Friday, February 26, 2010

Five Years Later, Lakeland Film 'Endure' to Be Screened


Tom Arnold plays Simon in the thriller 'Endure'
Published: Thursday, February 25, 2010 at 2:18 p.m.
Last Modified: Thursday, February 25, 2010 at 2:18 p.m.

What might have seemed a quixotic project four years ago will soon be projected onto movie screens. "Endure," a movie conceived and filmed in Polk County, is at last a coming attraction. The detective thriller has been accepted into three film festivals and will have its premiere screening next month in Tampa.

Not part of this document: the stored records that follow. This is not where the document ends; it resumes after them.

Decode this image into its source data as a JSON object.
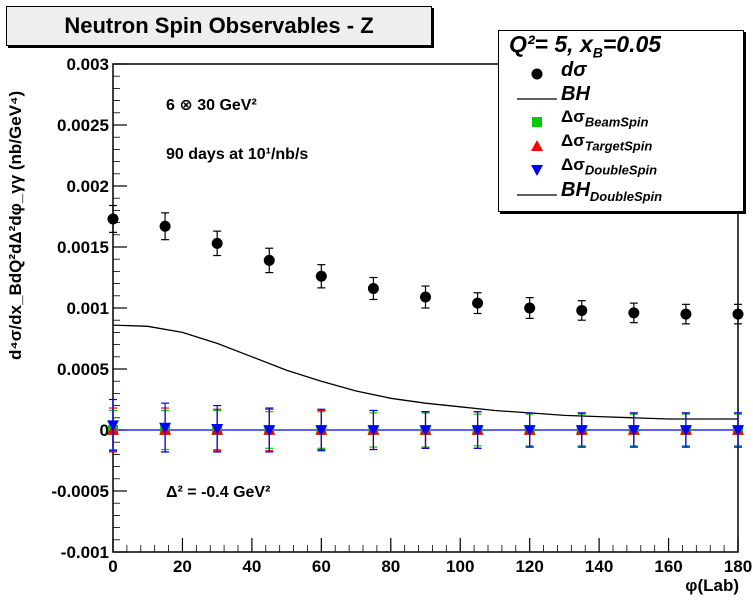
{
  "title": "Neutron Spin Observables - Z",
  "legend": {
    "header": "Q²=  5, x",
    "header_sub": "B",
    "header_tail": "=0.05",
    "items": [
      {
        "label": "dσ",
        "sub": "",
        "symbol": "circle",
        "color": "#000000"
      },
      {
        "label": "BH",
        "sub": "",
        "symbol": "line",
        "color": "#000000"
      },
      {
        "label": "Δσ",
        "sub": "BeamSpin",
        "symbol": "square",
        "color": "#00cc00"
      },
      {
        "label": "Δσ",
        "sub": "TargetSpin",
        "symbol": "triangle-up",
        "color": "#ff0000"
      },
      {
        "label": "Δσ",
        "sub": "DoubleSpin",
        "symbol": "triangle-down",
        "color": "#0000ff"
      },
      {
        "label": "BH",
        "sub": "DoubleSpin",
        "symbol": "line",
        "color": "#000000"
      }
    ]
  },
  "annotations": {
    "energy": "6 ⊗  30 GeV²",
    "runtime": "90 days at 10¹/nb/s",
    "delta": "Δ² = -0.4 GeV²"
  },
  "axes": {
    "ylabel": "d⁴σ/dx_BdQ²dΔ²dφ_γγ  (nb/GeV⁴)",
    "xlabel": "φ(Lab)"
  },
  "chart_data": {
    "type": "scatter",
    "title": "Neutron Spin Observables - Z",
    "xlabel": "φ(Lab)",
    "ylabel": "d⁴σ/dx_BdQ²dΔ²dφ_γγ  (nb/GeV⁴)",
    "xlim": [
      0,
      180
    ],
    "ylim": [
      -0.001,
      0.003
    ],
    "x_ticks": [
      "0",
      "20",
      "40",
      "60",
      "80",
      "100",
      "120",
      "140",
      "160",
      "180"
    ],
    "y_ticks": [
      "-0.001",
      "-0.0005",
      "0",
      "0.0005",
      "0.001",
      "0.0015",
      "0.002",
      "0.0025",
      "0.003"
    ],
    "y_tick_values": [
      -0.001,
      -0.0005,
      0,
      0.0005,
      0.001,
      0.0015,
      0.002,
      0.0025,
      0.003
    ],
    "x_tick_values": [
      0,
      20,
      40,
      60,
      80,
      100,
      120,
      140,
      160,
      180
    ],
    "legend_position": "top-right",
    "grid": false,
    "x": [
      0,
      15,
      30,
      45,
      60,
      75,
      90,
      105,
      120,
      135,
      150,
      165,
      180
    ],
    "series": [
      {
        "name": "dσ",
        "color": "#000000",
        "marker": "circle",
        "values": [
          0.00173,
          0.00167,
          0.00153,
          0.00139,
          0.00126,
          0.00116,
          0.00109,
          0.00104,
          0.001,
          0.00098,
          0.00096,
          0.00095,
          0.00095
        ],
        "errors": [
          0.00011,
          0.00011,
          0.0001,
          0.0001,
          9.5e-05,
          9e-05,
          9e-05,
          8.5e-05,
          8.5e-05,
          8e-05,
          8e-05,
          8e-05,
          8e-05
        ]
      },
      {
        "name": "Δσ BeamSpin",
        "color": "#00cc00",
        "marker": "square",
        "values": [
          0,
          0,
          0,
          0,
          0,
          0,
          0,
          0,
          0,
          0,
          0,
          0,
          0
        ],
        "errors": [
          0.00016,
          0.00016,
          0.00016,
          0.00015,
          0.00015,
          0.00014,
          0.00014,
          0.00013,
          0.00013,
          0.00013,
          0.00013,
          0.00013,
          0.00013
        ]
      },
      {
        "name": "Δσ TargetSpin",
        "color": "#ff0000",
        "marker": "triangle-up",
        "values": [
          0,
          0,
          0,
          0,
          0,
          0,
          0,
          0,
          0,
          0,
          0,
          0,
          0
        ],
        "errors": [
          0.00018,
          0.00018,
          0.00017,
          0.00017,
          0.00016,
          0.00016,
          0.00015,
          0.00015,
          0.00014,
          0.00014,
          0.00014,
          0.00014,
          0.00014
        ]
      },
      {
        "name": "Δσ DoubleSpin",
        "color": "#0000ff",
        "marker": "triangle-down",
        "values": [
          4e-05,
          2e-05,
          1e-05,
          0,
          0,
          0,
          0,
          0,
          0,
          0,
          0,
          0,
          0
        ],
        "errors": [
          0.00021,
          0.0002,
          0.00019,
          0.00018,
          0.00017,
          0.00016,
          0.00015,
          0.00015,
          0.00014,
          0.00014,
          0.00014,
          0.00014,
          0.00014
        ]
      }
    ],
    "curves": [
      {
        "name": "BH",
        "color": "#000000",
        "x": [
          0,
          10,
          20,
          30,
          40,
          50,
          60,
          70,
          80,
          90,
          100,
          110,
          120,
          130,
          140,
          150,
          160,
          170,
          180
        ],
        "values": [
          0.00086,
          0.00085,
          0.0008,
          0.00071,
          0.0006,
          0.00049,
          0.0004,
          0.00032,
          0.00026,
          0.00022,
          0.00019,
          0.00016,
          0.00014,
          0.00012,
          0.00011,
          0.0001,
          9e-05,
          9e-05,
          9e-05
        ]
      },
      {
        "name": "BH DoubleSpin",
        "color": "#0000ff",
        "x": [
          0,
          180
        ],
        "values": [
          0,
          0
        ]
      }
    ]
  }
}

The making of the small-budget movie has been a long and sometimes agonizing process for writer-director Joe O'Brien and his fellow filmmakers, Rob Tritton and Jim Carleton of Lakeland-based NFocus Pictures. O'Brien conceived the plot in 2005 and began writing the script in 2006, and it took the company about three years to gather financial backing for the project, which had a budget of $1.2 million.

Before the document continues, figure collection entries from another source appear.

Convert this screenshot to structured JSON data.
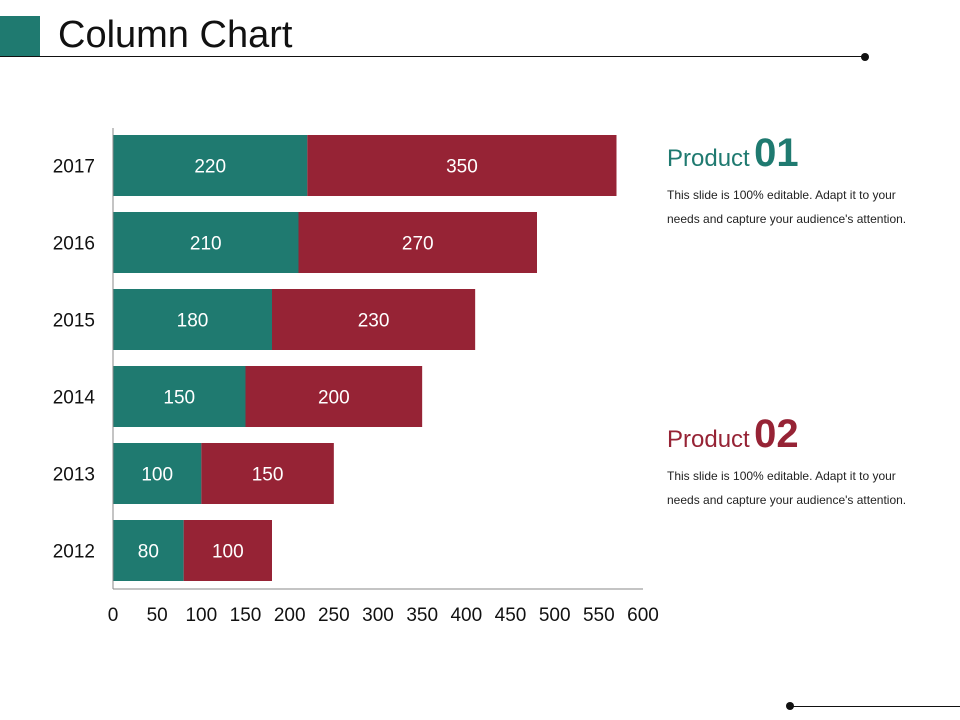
{
  "slide": {
    "title": "Column Chart"
  },
  "products": [
    {
      "word": "Product",
      "number": "01",
      "description": "This slide is 100% editable. Adapt it to your needs and capture your audience's attention."
    },
    {
      "word": "Product",
      "number": "02",
      "description": "This slide is 100% editable. Adapt it to your needs and capture your audience's attention."
    }
  ],
  "colors": {
    "series1": "#1f7a70",
    "series2": "#962335",
    "text": "#111111"
  },
  "chart_data": {
    "type": "bar",
    "orientation": "horizontal",
    "stacked": true,
    "title": "",
    "xlabel": "",
    "ylabel": "",
    "categories": [
      "2012",
      "2013",
      "2014",
      "2015",
      "2016",
      "2017"
    ],
    "series": [
      {
        "values": [
          80,
          100,
          150,
          180,
          210,
          220
        ]
      },
      {
        "values": [
          100,
          150,
          200,
          230,
          270,
          350
        ]
      }
    ],
    "xlim": [
      0,
      600
    ],
    "xticks": [
      0,
      50,
      100,
      150,
      200,
      250,
      300,
      350,
      400,
      450,
      500,
      550,
      600
    ],
    "data_labels": true,
    "grid": false,
    "legend": "none"
  }
}
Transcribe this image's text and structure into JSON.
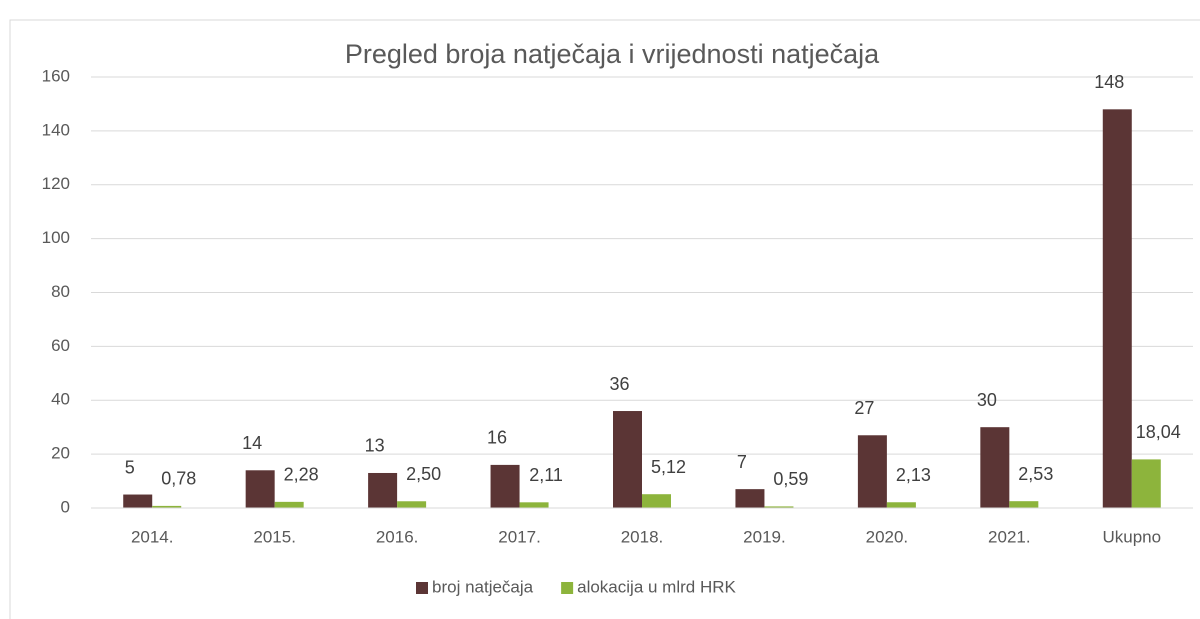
{
  "chart_data": {
    "type": "bar",
    "title": "Pregled broja natječaja i vrijednosti natječaja",
    "categories": [
      "2014.",
      "2015.",
      "2016.",
      "2017.",
      "2018.",
      "2019.",
      "2020.",
      "2021.",
      "Ukupno"
    ],
    "series": [
      {
        "name": "broj natječaja",
        "color": "#5b3535",
        "values": [
          5,
          14,
          13,
          16,
          36,
          7,
          27,
          30,
          148
        ]
      },
      {
        "name": "alokacija u mlrd HRK",
        "color": "#8db43c",
        "values": [
          0.78,
          2.28,
          2.5,
          2.11,
          5.12,
          0.59,
          2.13,
          2.53,
          18.04
        ],
        "value_labels": [
          "0,78",
          "2,28",
          "2,50",
          "2,11",
          "5,12",
          "0,59",
          "2,13",
          "2,53",
          "18,04"
        ]
      }
    ],
    "ylim": [
      0,
      160
    ],
    "yticks": [
      0,
      20,
      40,
      60,
      80,
      100,
      120,
      140,
      160
    ],
    "grid": true,
    "legend": "bottom"
  }
}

"Taking something from the very beginning, looking at the empty page, to the last step, it was well worth the anxiety and I don't even know what to call it over the last five years," O'Brien said. "I think we have a picture that's better than what we had anticipated, better than what we, I think, imagined it would be."

"Endure," starring Judd Nelson and Tom Arnold, was shot in just 16 days last spring in Lakeland and Bartow. The Ledger has reported on the project in an ongoing series since 2007.

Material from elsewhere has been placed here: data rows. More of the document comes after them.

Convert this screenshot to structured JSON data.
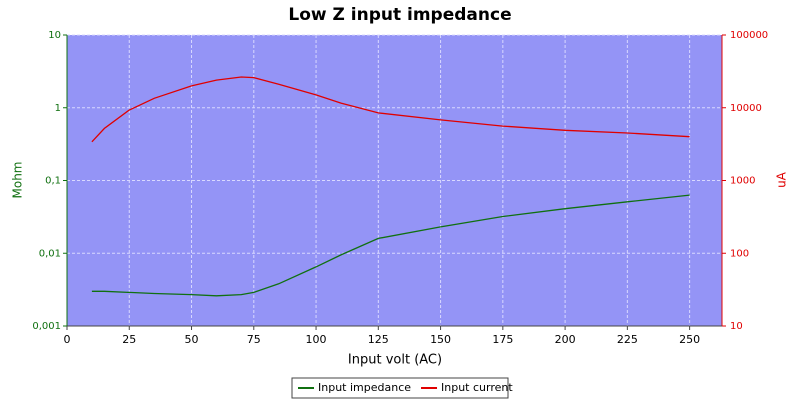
{
  "chart_data": {
    "type": "line",
    "title": "Low Z input impedance",
    "xlabel": "Input volt (AC)",
    "ylabel": "Mohm",
    "y2label": "uA",
    "x": [
      10,
      15,
      25,
      35,
      50,
      60,
      70,
      75,
      85,
      100,
      110,
      125,
      150,
      175,
      200,
      225,
      250
    ],
    "series": [
      {
        "name": "Input impedance",
        "color": "#107010",
        "values": [
          0.003,
          0.003,
          0.0029,
          0.0028,
          0.0027,
          0.0026,
          0.0027,
          0.0029,
          0.0038,
          0.0065,
          0.0095,
          0.016,
          0.023,
          0.032,
          0.041,
          0.051,
          0.063
        ]
      },
      {
        "name": "Input current",
        "color": "#e00000",
        "axis": "y2",
        "values": [
          3400,
          5200,
          9300,
          13500,
          20000,
          24000,
          26500,
          26000,
          21000,
          15000,
          11600,
          8500,
          6800,
          5600,
          4900,
          4500,
          4000
        ]
      }
    ],
    "xlim": [
      0,
      263
    ],
    "xticks": [
      0,
      25,
      50,
      75,
      100,
      125,
      150,
      175,
      200,
      225,
      250
    ],
    "ylim": [
      0.001,
      10
    ],
    "yticks": [
      {
        "value": 0.001,
        "label": "0,001"
      },
      {
        "value": 0.01,
        "label": "0,01"
      },
      {
        "value": 0.1,
        "label": "0,1"
      },
      1,
      10
    ],
    "y2lim": [
      10,
      100000
    ],
    "y2ticks": [
      10,
      100,
      1000,
      10000,
      100000
    ],
    "ylog": true,
    "y2log": true,
    "grid": true,
    "legend": "bottom"
  }
}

The movie has been accepted to film festivals in Tampa, Sarasota and Nashville. The "Endure" team had submitted rough versions last fall, as the post-production process continued.

The Gasparilla International Film Festival was the first to respond. "Endure" is scheduled to screen March 20 at 7 p.m. at the Muvico Centro Ybor 20 Theater in Tampa. It will be the first time the completed version is shown to the public.

Tickets for the screening will go on sale soon at the festival's Web site, www.gasparillafilmfestival.com.

"Endure" revolves around the frantic search by small-town detectives for a young woman kidnapped and bound to a tree in the Green Swamp. Nelson plays Detective Emory Lane, who leads the case even as his wife (Joey Lauren Adams) is gravely ill.

Each member of the NFocus trio shepherded one segment of the project. Co-producer Tritton led the quest for financial backing from local investors, O'Brien oversaw the shooting and Carleton, the editor and co-producer, headed the post-production work.

Carleton said it was sometimes almost overwhelming to keep the project going while the three worked full-time at their video production company.

"Every part of the process feels like the most difficult while you're in it," Carleton said. "When in the early part you're trying to raise some dollars, you think ... once we get past this it'll be smooth sailing. Then we got into the production part, and it was, 'Wow,' and then in post-production it was like, 'Wow, this has got to be the toughest part.'"

For the final post-shooting task, O'Brien, Carleton and Director of Photography Stephen Campbell traveled to Atlanta to supervise color adjustments at CineFilm, a production company. Carleton said they aimed to create distinct moods for the movie's main locations - dark and eerie for the scenes in the woods, warm and intimate for scenes in Emory's home.

O'Brien, who moved last fall to the Washington, D.C., area, said the final product was a revelation.

"You're sitting in this small theater environment, and you're seeing your picture on a big-screen format for the first time ... so you're really getting a first peek at the impact it could have on an audience," O'Brien said. "We were pretty thrilled with it because we were able to get into the story, and if we who are intimately familiar with the details of each scene and how it was made, if we can still transcend all the technicalities and still get into the story I think we've met our expectations and exceeded them."

The screenings at film festivals will give "Endure" exposure that could lead to a distribution deal. The Nashville Film Festival, founded in 1969, is one of the nation's oldest. That one and the Sarasota Film Festival both take place in April.

Carleton and Tritton plan to attend all three festivals. O'Brien, who is at work on a new screenplay, said he expects to make Sarasota and Nashville but is uncertain about Tampa. The filmmakers said it is unclear whether any cast members will attend the festivals.

The "Endure" team still hopes to hold a screening in Lakeland at some point, possibly at the Polk Theatre, where some scenes were filmed.

With the movie complete, NFocus Pictures hired a Lakeland advertising company, Smart Creative, to create a motif for the movie poster and other promotional material. The motif features a green-tinged image of woods seeping from a black background, along with the title in block letters and the tagline, "Pray he doesn't find her first."

The filmmakers have posted a trailer online at www.enduremovie.com.